Für Dauerfahrgäste und Schüler gab es Schüler- und Zeitkarten. Für das einen Monat gültige Abonnement zahlten Schüler 3,50 Mark für die 10-Pfennig-Distanz. Der Preis für Dauerfahrgäste lag 1907 bei 6,20 Mark. Das lohnte sich bei mehr als drei Fahrten pro Tag.

Die Fahrscheine selbst waren vergleichsweise groß und unübersichtlich. Nur so war es möglich, auf jedem Fahrschein das gesamte Liniennetz so abzubilden, dass die Schaffner die gelöste Distanz mit der Zange „lochen“ konnten.

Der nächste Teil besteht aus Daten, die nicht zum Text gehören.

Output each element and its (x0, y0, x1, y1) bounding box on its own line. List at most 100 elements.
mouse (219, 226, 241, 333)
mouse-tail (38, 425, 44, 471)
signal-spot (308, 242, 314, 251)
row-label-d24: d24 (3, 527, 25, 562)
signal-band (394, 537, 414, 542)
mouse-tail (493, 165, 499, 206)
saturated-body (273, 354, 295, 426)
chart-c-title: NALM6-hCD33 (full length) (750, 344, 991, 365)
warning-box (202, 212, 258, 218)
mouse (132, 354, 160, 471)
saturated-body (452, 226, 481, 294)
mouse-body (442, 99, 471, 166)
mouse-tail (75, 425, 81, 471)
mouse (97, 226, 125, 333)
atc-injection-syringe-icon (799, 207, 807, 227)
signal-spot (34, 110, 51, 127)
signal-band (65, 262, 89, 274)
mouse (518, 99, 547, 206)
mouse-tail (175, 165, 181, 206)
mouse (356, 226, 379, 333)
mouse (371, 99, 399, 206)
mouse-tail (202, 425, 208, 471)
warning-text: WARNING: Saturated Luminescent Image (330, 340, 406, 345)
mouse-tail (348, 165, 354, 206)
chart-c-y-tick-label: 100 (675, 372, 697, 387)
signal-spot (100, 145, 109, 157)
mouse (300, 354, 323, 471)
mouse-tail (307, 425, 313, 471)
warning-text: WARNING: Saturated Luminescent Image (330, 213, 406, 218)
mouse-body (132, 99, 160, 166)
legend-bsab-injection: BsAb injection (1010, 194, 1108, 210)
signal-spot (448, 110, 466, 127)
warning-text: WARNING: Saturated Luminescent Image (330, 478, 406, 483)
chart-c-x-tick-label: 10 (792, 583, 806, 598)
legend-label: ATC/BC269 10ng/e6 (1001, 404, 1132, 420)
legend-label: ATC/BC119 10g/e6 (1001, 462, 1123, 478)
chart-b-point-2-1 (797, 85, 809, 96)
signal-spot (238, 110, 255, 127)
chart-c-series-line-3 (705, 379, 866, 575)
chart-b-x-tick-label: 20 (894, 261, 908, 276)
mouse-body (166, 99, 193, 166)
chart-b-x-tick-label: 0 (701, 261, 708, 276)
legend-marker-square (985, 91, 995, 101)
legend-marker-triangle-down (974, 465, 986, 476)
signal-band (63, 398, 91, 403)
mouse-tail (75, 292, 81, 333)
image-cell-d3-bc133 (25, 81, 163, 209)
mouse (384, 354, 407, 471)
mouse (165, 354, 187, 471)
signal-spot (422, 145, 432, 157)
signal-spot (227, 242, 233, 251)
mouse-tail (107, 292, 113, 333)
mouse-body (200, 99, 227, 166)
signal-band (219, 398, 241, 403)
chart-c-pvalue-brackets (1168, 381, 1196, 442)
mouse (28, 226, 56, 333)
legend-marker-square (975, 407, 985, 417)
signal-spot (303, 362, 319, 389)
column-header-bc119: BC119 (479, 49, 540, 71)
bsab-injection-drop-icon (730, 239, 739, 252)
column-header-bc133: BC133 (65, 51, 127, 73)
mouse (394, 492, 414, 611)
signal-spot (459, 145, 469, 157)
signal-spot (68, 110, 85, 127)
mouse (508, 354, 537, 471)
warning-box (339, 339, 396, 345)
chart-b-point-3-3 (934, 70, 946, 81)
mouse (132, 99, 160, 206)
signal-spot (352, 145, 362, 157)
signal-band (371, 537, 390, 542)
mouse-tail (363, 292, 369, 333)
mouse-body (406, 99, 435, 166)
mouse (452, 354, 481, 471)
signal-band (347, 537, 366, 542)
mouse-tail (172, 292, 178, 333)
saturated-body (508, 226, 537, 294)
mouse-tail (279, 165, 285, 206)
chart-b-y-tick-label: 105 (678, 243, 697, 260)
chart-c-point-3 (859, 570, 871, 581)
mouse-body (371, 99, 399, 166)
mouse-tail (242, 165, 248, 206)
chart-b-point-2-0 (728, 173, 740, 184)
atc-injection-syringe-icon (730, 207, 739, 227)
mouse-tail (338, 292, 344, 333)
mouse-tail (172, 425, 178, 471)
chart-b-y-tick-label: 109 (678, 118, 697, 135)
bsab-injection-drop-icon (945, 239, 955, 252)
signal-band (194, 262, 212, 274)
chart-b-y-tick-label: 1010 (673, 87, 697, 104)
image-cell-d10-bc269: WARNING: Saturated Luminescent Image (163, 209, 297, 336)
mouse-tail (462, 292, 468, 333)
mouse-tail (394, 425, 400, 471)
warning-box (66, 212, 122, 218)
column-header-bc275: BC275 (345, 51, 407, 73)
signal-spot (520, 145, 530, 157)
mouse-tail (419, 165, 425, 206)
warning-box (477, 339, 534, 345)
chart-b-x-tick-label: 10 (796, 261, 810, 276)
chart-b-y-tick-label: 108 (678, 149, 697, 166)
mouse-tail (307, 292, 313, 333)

Der nachfolgend gezeigte, 1914 ausgegebene 10-Pfennig-Fahrschein für das Bochumer Netz war 11,8 cm hoch und 7,8 cm breit. Am unteren Bildrand ist die Endstelle „Hattingen Post“ zu erkennen. Um den Schaffnern die Arbeit zu erleichtern, wurden häufig frequentierte 10-Pfennig-Strecken separat ausgewiesen (Sammlung Wolfgang Hilger / Sammlung Ludwig Schönefeld).

Bitte klicken Sie das Bild an, um eine größere Darstellung des Fahrscheins zu sehen!

Auf der als Beitragsbild gezeigten Postkarte (Verlag Wilhelm Fülle, Barmen – Sammlung Hans-Dieter Pöppe), warten Passanten und Fahrgäste zwischen dem Kreishaus und der Haltestelle am Bahnhof auf die Abfahrt der Straßenbahn. Triebwagen 156 gehört zu den 1908 ausgelieferten Weyer-Triebwagen. Das Motiv könnte gut in der Fahrplanperiode 1912/13 entstanden sein, als nur die Linie 2 auf der Relation von Hattingen nach Bochum verkehrte.